Катон улыбнулся. Подобное пожелание, высказанное старшим начальником, льстило самолюбию нижних чинов, но по существу означало приказ прибыть немедля. Аккуратно сложив документы и убедившись, что кожаный тент над его столом не протекает, Катон встал и снял висевший перед жаровней плащ. Он был еще тяжелым от влаги и, когда оптион накинул его на плечи и застегнул фибулу, стал липнуть к тунике, однако пропитанная жиром шерстяная ткань приятно согрела тело.

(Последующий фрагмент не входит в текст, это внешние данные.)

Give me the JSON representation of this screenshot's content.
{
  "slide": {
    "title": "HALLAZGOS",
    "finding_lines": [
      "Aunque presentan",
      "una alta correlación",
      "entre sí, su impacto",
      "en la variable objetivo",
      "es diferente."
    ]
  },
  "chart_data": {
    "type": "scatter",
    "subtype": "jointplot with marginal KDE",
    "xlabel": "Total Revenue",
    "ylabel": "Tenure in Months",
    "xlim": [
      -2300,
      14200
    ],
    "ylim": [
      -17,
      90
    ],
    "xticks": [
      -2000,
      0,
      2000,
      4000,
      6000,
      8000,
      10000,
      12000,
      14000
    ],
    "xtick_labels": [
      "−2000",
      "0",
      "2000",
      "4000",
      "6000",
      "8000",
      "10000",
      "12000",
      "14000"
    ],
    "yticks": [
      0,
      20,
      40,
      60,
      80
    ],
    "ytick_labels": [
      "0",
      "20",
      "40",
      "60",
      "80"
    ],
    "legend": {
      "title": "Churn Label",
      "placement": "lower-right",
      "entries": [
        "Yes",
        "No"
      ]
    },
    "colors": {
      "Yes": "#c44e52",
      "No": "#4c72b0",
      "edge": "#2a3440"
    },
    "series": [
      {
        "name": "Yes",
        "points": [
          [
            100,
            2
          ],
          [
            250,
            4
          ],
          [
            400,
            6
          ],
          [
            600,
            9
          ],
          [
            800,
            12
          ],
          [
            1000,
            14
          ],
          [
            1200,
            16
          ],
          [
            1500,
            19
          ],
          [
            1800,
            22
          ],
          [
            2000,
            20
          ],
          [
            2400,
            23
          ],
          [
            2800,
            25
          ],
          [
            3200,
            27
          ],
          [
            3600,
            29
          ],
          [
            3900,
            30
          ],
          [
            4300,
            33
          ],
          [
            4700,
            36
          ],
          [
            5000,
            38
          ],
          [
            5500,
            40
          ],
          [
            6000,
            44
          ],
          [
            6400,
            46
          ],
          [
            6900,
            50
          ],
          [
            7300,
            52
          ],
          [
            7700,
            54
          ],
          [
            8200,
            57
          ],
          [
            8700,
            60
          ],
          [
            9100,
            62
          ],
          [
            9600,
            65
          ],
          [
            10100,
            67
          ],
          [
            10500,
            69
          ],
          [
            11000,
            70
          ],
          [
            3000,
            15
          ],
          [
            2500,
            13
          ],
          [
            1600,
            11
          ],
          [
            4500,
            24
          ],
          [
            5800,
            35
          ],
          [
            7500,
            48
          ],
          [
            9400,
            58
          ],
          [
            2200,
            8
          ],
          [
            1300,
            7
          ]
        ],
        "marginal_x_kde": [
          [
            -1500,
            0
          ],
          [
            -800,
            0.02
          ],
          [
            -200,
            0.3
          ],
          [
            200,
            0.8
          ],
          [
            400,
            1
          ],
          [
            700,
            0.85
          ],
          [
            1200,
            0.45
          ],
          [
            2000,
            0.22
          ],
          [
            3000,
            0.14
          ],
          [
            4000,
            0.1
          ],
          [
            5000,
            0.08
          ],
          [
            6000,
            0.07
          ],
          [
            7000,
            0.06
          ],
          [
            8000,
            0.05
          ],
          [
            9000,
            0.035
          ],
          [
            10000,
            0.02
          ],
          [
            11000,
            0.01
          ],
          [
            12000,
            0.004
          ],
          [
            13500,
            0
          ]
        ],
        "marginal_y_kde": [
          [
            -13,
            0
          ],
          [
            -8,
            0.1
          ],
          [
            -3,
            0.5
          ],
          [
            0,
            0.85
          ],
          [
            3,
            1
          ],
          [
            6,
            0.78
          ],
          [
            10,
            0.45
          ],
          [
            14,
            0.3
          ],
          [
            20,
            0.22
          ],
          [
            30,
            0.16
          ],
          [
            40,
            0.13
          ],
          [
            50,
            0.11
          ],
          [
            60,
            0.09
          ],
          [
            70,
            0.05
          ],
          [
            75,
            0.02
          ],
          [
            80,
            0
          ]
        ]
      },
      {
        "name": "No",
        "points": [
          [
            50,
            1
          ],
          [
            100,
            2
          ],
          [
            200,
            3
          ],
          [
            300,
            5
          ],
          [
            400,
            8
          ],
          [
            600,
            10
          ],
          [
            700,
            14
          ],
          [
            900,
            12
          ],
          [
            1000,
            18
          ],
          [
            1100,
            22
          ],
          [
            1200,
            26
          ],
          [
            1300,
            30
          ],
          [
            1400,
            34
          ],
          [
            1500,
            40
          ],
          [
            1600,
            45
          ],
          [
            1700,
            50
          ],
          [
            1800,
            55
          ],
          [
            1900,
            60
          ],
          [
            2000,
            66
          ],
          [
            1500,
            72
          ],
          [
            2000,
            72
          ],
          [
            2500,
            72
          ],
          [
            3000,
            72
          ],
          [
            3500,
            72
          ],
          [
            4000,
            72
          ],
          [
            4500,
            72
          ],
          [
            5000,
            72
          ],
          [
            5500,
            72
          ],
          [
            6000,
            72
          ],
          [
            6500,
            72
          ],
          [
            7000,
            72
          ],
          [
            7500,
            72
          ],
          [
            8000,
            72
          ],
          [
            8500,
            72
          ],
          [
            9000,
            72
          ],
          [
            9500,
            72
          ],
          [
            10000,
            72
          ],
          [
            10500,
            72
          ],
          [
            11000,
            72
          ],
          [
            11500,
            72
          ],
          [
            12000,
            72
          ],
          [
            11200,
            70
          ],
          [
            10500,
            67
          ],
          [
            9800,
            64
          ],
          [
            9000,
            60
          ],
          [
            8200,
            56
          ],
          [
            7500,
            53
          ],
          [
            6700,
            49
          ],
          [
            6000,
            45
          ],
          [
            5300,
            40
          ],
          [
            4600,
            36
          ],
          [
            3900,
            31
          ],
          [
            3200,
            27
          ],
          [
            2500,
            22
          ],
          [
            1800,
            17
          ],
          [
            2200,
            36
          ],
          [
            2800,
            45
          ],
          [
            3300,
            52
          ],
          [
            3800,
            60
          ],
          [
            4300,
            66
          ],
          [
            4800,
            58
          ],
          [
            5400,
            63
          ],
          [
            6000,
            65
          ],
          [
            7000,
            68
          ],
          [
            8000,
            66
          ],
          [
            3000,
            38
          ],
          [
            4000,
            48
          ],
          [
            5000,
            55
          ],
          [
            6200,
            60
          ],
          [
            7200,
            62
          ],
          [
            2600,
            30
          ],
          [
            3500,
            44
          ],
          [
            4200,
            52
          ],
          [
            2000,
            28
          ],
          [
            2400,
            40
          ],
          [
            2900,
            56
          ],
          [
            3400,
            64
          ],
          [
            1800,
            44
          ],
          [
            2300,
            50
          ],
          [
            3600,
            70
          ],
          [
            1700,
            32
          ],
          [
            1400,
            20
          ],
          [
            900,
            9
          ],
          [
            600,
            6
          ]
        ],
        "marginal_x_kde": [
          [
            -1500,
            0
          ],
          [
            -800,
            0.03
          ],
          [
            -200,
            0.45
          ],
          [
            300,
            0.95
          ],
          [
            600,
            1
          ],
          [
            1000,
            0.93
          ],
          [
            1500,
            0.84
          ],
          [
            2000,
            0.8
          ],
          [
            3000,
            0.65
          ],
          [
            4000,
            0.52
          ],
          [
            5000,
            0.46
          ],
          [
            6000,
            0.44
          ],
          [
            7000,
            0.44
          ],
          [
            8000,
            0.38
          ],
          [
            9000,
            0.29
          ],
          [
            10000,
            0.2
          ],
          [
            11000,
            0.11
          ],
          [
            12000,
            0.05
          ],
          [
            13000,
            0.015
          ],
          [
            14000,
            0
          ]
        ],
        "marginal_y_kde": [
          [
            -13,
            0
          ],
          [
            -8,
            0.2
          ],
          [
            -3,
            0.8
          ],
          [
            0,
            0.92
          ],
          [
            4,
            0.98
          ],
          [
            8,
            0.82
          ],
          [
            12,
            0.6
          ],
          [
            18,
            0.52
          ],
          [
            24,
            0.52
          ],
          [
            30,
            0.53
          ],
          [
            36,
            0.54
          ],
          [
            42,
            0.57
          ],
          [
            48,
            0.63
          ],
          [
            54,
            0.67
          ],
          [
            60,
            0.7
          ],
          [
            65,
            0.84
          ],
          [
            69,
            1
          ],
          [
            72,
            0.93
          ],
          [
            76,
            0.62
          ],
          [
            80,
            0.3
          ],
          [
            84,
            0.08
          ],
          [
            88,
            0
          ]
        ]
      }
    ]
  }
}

Макрон, все еще жующий, тоже натянул плащ и раздраженно махнул штабному писцу:
— Вали отсюда. Мы и без тебя дорогу найдем.
Писец, завистливо покосившись на жаровню, накинул на голову капюшон и, пятясь, выбрался из палатки. Макрон засунул в рот последний шмат свинины, поманил пальцем Катона и с набитым ртом буркнул:
— Пошли.
Струи дождя хлестали поблескивающие ряды палаток, заполняя водой все углубления неровной почвы. Макрон поднял глаза на затянутое темными тучами вечернее небо и приметил сверкавшие далеко на юге молнии. Там вовсю бушевала гроза. Дождь заструился по его лицу, и он мотнул головой, чтобы отбросить упавшую на лоб промокшую прядь.
— Что за гнусная погода на этом острове!
Катон рассмеялся:
— Если верить Страбону, боюсь, она не улучшится, командир.
Ссылка вызвала у Макрона гримасу.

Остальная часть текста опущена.